For example, if a record with a new field is read, I'd like to create a new topic and start diverting records with that field to the new topic.
Thanks.
If you have your topics following a generic naming pattern, for example, "topic-n*", your Flink Kafka consumer can automatically reads from "topic-n1", "topic-n2", ... and so on as they are added to Kafka.
Flink 1.5 (FlinkKafkaConsumer09) added support for dynamic partition discovery & topic discovery based on regex. This means that the Flink-Kafka consumer can pick up new Kafka partitions without needing to restart the job and while maintaining exactly-once guarantees.
Consumer constructor that accepts subscriptionPattern: link.
Thinking more about the requirement,
1st step is - You will start from one topic (for simplicity) and will spawn more topic during runtime based on the data provided and direct respective messages to these topics.

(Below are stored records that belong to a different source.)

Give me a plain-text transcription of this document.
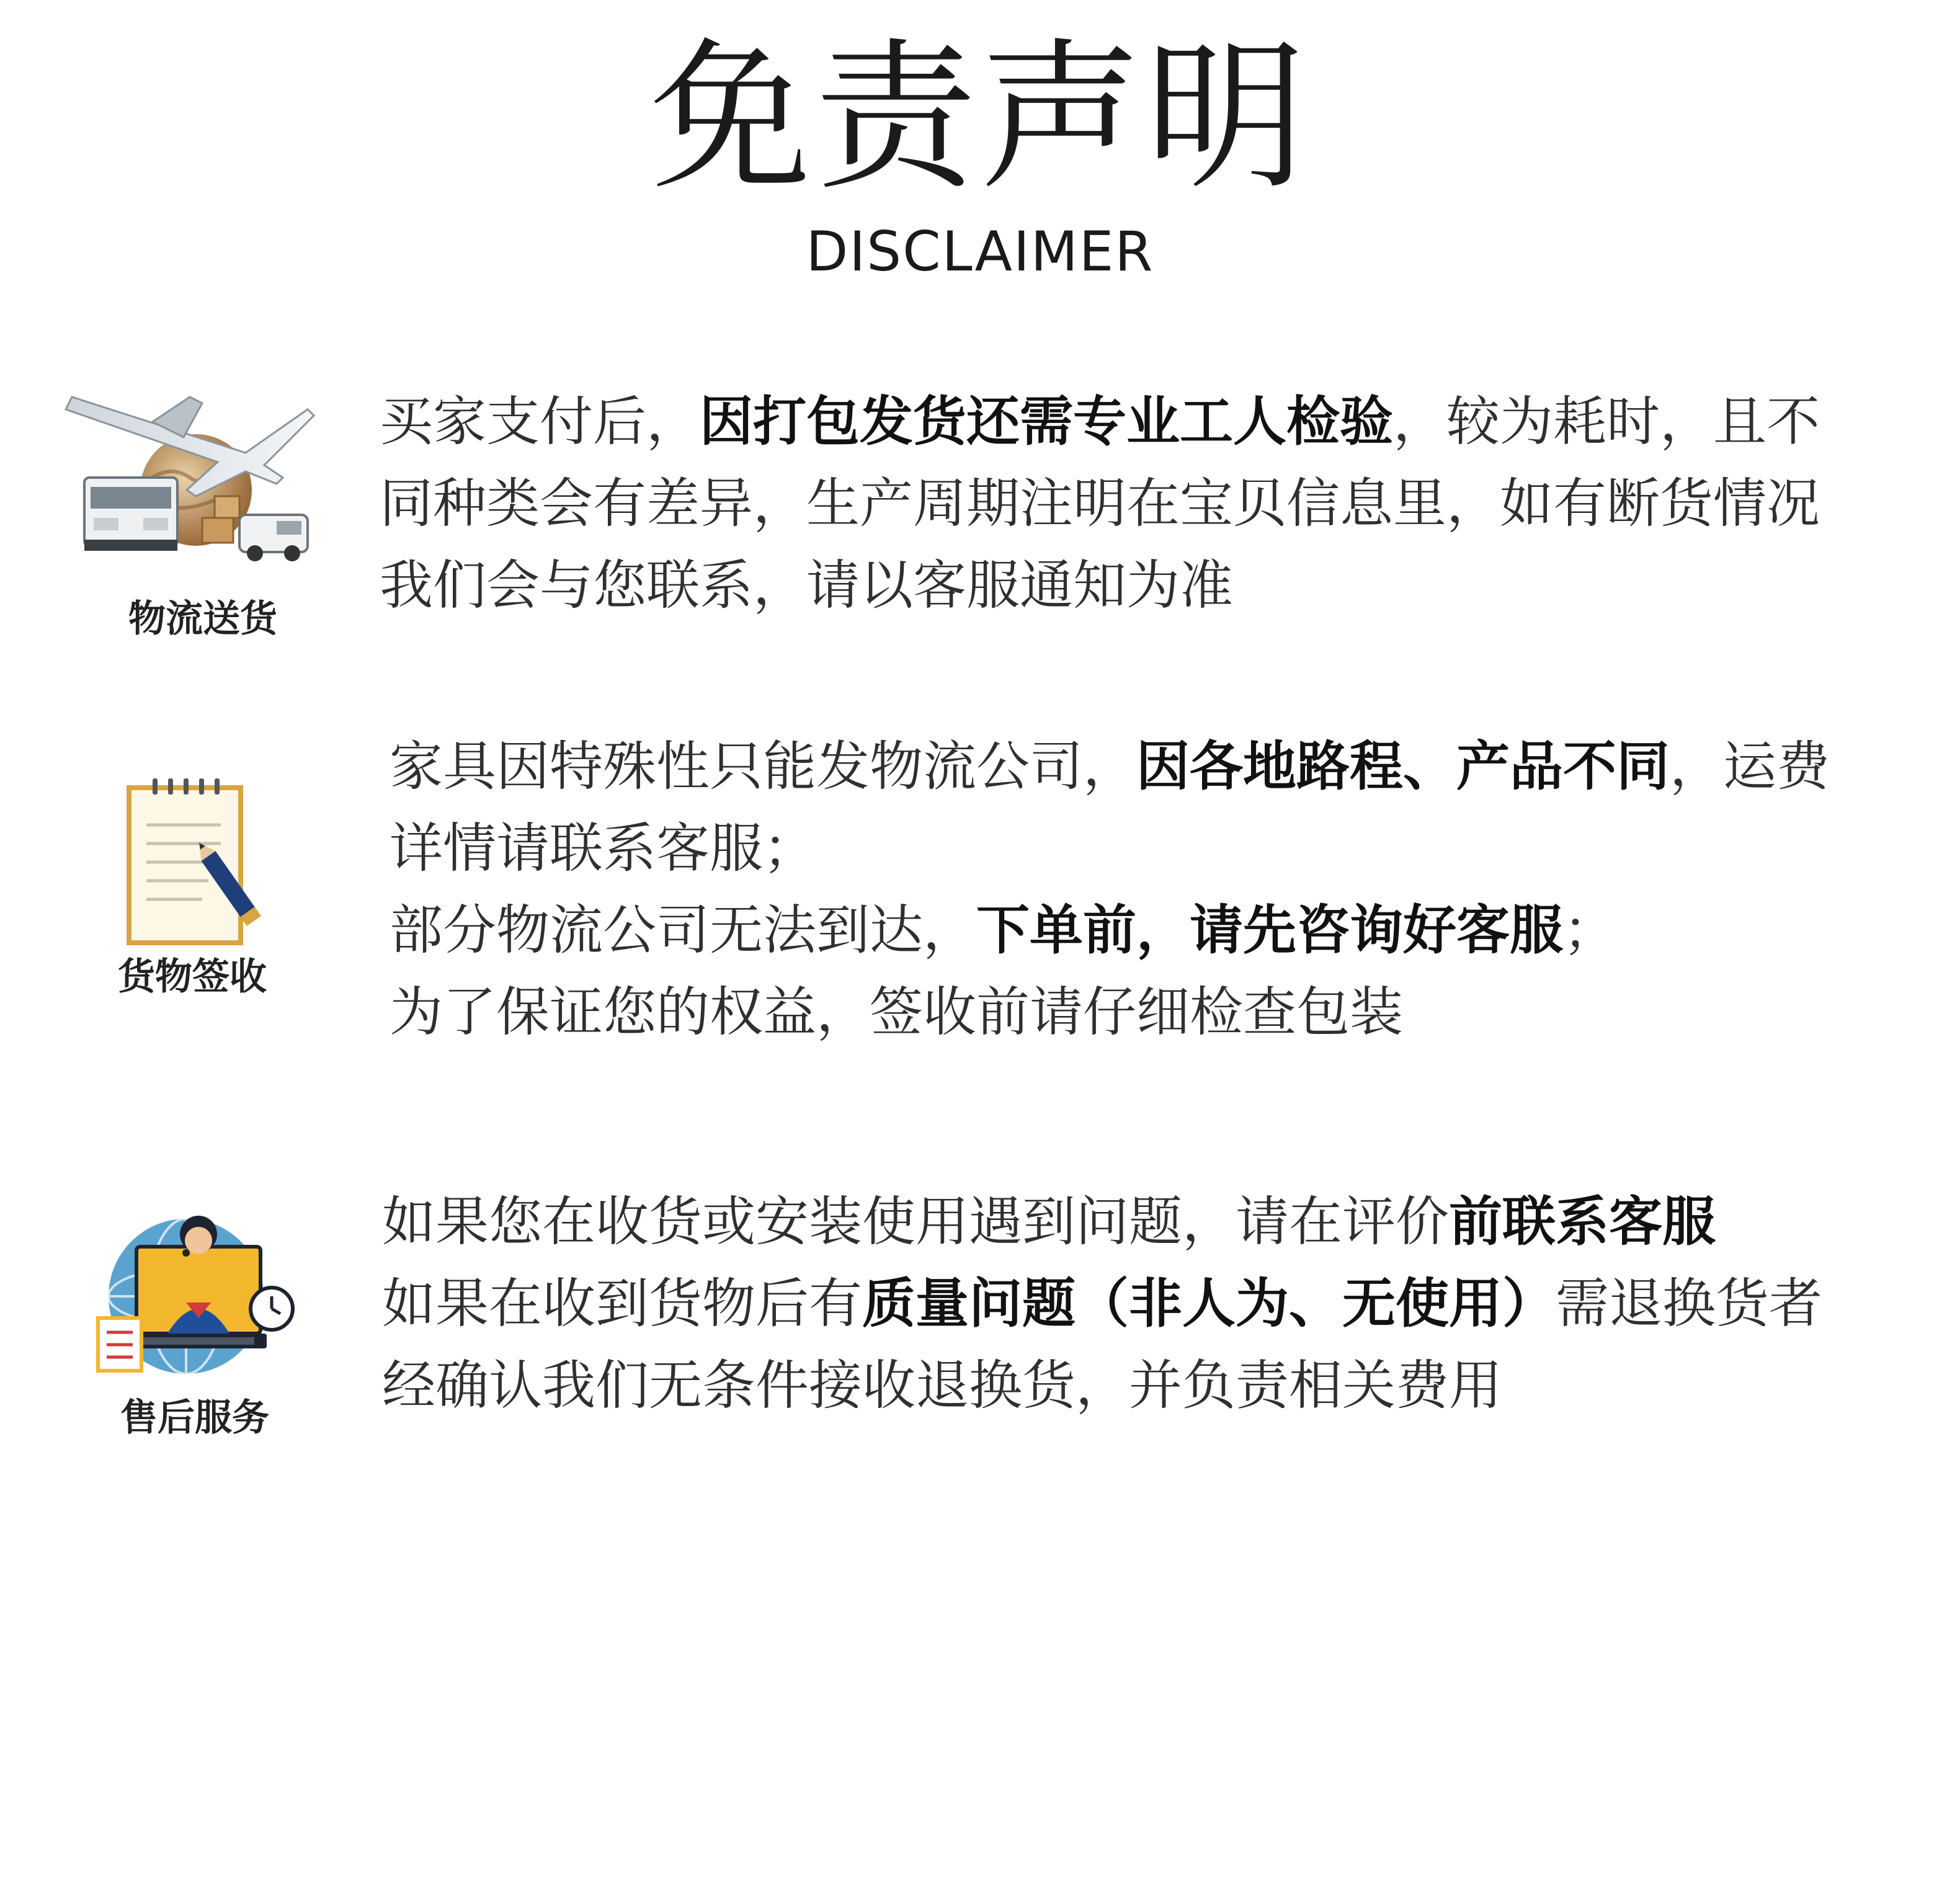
免责声明
DISCLAIMER
物流送货
买家支付后，因打包发货还需专业工人检验，较为耗时，且不
同种类会有差异，生产周期注明在宝贝信息里，如有断货情况
我们会与您联系，请以客服通知为准
货物签收
家具因特殊性只能发物流公司，因各地路程、产品不同，运费
详情请联系客服；
部分物流公司无法到达，下单前，请先咨询好客服；
为了保证您的权益，签收前请仔细检查包装
售后服务
如果您在收货或安装使用遇到问题，请在评价前联系客服
如果在收到货物后有质量问题（非人为、无使用）需退换货者
经确认我们无条件接收退换货，并负责相关费用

It's entirely possible and will not be a complicated code. Use ZkClient API to check if topic-name exists, if does not exist create a model topic with new name and start pushing messages into it through a new producer tied to this new topic. You don't need to restart job to produce messages to a specific topic.
Your initial consumer become producer(for new topics) + consumer(old topic)
2nd step is - You want to consume messages for new topic. One way could be to spawn a new job entirely. You can do this be creating a thread pool initially and supplying arguments to them.
Again be more careful with this, more automation can lead to overload of cluster in case of a looping bug. Think about the possibility of too many topics created after some time if input data is not controlled or is simply dirty. There could be better architectural approaches as mentioned above in comments.